Dafür gibt es drei Erklärungen. Erstens: Der Astralkörper des lebenden Mediums löst sich von dessen Körper und nimmt die Gestalt des sogenannten Geistes an, denn es ist eine der Eigenschaften der astralen Materie, ein unsichtbar im Ether existierendes Bild widerspiegeln zu können. Zweitens: Die wirkliche astrale Hülle des Verstorbenen, die von seinem Geist und Gewissen völlig verlassen ist, wird sichtbar und fühlbar, wenn der Zustand der Luft und des Ethers die molekularen Schwingungen der astralen Hülle so verändert, dass sie sichtbar werden kann. Die Phänomene der Dichte und anscheinenden Schwere werden durch andere Gesetze erklärt. Drittens: Eine unsichtbare Menge elektrischer und magnetischer Materie wird gesammelt, auf die dann aus dem Astrallicht das Bild einer beliebigen gewünschten toten oder lebenden Person reflektiert wird, dieses Bild wird dann für den ‘Geist’ des betreffenden Menschen gehalten, was aber nicht zutrifft. Der Vorgang wurde von H. P. Blavatsky mit Recht als ein ‘psychologischer Betrug’ bezeichnet, weil etwas Falsches vorgespiegelt wird. Obwohl ein ‘Geist’ bei einer regulären Sitzung genau diese Erklärung für Materialisationen gegeben hat, wurde sie von den Spiritisten nie akzeptiert, weil sie ihre Anschauung über die Rückkehr der Geister Verstorbener über den Haufen werfen würde.

Schließlich bietet der Astralkörper eine Erklärung für nahezu alle sonderbaren psychischen Erscheinungen, die sich im täglichen Leben und beim Umgang mit echten Medien abspielen. Er zeigt, was eine Erscheinung sein kann und wie sie möglicherweise sichtbar wird; außerdem bewahrt er den wissenschaftlichen Skeptiker vor der Missachtung seines gesunden Menschenverstandes, indem behauptet wird, dass man gar nicht sehen kann, was man gesehen hat. Durch die Erläuterung der wahren Hintergründe dieser Phänomene wird der Aberglaube beseitigt.
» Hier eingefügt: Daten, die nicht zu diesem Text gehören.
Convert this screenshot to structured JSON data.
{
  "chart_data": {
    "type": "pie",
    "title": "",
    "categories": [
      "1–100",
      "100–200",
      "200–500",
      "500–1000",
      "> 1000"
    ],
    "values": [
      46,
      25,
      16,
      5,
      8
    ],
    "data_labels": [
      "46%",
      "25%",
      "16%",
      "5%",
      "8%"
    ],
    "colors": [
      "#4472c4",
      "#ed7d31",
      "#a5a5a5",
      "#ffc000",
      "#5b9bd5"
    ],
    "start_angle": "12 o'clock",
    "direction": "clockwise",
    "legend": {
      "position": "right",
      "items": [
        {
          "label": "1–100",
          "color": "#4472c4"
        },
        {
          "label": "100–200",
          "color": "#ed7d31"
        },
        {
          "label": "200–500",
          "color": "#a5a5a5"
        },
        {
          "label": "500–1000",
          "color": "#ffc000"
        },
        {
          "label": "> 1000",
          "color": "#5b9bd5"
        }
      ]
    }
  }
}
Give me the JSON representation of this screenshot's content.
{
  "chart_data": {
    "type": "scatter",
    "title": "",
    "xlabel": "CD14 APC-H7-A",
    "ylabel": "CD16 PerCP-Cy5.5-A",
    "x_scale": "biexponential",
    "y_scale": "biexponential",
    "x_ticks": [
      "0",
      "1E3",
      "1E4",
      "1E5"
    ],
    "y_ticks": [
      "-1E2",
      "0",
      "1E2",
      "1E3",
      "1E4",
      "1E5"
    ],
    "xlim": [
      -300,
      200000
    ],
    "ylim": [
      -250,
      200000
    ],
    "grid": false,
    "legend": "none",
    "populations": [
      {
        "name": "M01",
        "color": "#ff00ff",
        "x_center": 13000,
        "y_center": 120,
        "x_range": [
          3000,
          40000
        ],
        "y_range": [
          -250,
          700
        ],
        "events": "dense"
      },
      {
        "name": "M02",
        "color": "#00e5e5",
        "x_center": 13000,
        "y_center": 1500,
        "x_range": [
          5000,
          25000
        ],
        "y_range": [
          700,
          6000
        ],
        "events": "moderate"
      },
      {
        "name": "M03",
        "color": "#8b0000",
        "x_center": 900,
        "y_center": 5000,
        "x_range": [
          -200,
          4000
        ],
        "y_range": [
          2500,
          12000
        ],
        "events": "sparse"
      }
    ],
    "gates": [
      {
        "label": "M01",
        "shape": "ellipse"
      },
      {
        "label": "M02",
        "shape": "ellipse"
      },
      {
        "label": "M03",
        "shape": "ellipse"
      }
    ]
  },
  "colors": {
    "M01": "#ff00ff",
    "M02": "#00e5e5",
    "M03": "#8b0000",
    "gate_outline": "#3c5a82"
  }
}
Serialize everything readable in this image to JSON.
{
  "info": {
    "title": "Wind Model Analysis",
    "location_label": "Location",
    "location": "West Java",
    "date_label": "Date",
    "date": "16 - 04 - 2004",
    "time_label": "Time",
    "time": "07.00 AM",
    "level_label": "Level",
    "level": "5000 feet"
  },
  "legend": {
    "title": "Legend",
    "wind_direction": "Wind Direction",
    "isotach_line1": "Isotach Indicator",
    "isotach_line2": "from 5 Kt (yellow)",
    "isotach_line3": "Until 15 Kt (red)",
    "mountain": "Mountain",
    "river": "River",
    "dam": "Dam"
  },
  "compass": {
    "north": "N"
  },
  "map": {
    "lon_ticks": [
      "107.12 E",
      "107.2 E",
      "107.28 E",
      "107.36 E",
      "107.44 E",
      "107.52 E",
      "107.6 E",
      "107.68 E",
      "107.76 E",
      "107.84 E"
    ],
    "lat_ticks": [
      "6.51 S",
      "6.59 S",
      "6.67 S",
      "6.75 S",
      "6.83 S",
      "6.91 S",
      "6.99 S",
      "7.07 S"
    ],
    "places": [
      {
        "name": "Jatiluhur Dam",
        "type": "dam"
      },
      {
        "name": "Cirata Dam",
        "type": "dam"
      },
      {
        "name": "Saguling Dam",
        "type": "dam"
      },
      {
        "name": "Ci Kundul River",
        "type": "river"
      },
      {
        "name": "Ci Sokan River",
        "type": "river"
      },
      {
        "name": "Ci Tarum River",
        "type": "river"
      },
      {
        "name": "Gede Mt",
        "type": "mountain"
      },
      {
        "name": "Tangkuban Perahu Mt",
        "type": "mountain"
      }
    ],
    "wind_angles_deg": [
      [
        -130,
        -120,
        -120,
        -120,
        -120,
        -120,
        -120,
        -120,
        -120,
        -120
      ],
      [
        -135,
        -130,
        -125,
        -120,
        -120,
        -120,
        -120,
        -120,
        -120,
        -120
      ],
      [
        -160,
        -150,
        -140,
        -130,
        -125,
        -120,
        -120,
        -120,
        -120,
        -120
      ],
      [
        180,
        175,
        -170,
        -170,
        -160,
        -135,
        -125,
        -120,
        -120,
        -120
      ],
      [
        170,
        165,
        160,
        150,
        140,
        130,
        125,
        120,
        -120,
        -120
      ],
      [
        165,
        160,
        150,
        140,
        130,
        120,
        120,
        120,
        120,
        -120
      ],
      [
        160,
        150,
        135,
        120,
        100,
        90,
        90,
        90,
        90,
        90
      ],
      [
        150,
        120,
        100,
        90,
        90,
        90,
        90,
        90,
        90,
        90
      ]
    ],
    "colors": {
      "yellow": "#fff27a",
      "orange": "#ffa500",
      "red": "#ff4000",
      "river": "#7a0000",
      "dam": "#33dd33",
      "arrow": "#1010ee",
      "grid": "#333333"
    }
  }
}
Die unvernünftige Furcht vor dem Unbekannten, die dem Menschen Angst einflößt, einen ‘Geist’ zu sehen, wird beseitigt. Mit dem Astralkörper lässt sich auch die Apportation von Gegenständen ohne physische Berührung erklären, denn die astrale Hand kann ausgestreckt werden, um einen Gegenstand zu ergreifen und zum Körper zu ziehen. Wenn das als möglich erwiesen ist, dann wird man auch Reisende nicht mehr auslachen, die von ihren Beobachtungen berichten, dass Hindu-Yogis Kaffeetassen durch die Luft fliegen ließen und entfernte Gegenstände anscheinend aus eigenem Antrieb, ohne dass diese von ihnen oder anderen berührt wurden, herbeischafften. Alle Fälle von Hellsehen und Hellhören können ebenfalls mit Hilfe des Astralkörpers und des Astrallichts erklärt werden. Die astralen Organe – die wirklichen Organe – führen das Sehen und Hören aus. Da alle materiellen Gegenstände sich ständig unter ihren eigenen Atomen bewegen, wird die astrale Seh- und Hörfähigkeit nicht behindert; sie kann vielmehr auf Entfernungen ausgeübt werden, die der Ausdehnung des Astrallichts oder der Astralmaterie rings um die Erde und über ihr entspricht. Auf diese Weise konnte der große Seher Swedenborg Häuser in Stockholm brennen sehen, obwohl er sich viele Kilometer davon entfernt in einer anderen Stadt befand. Auf die gleiche Weise sieht und hört auch jeder heutige Hellseher auf Entfernungen.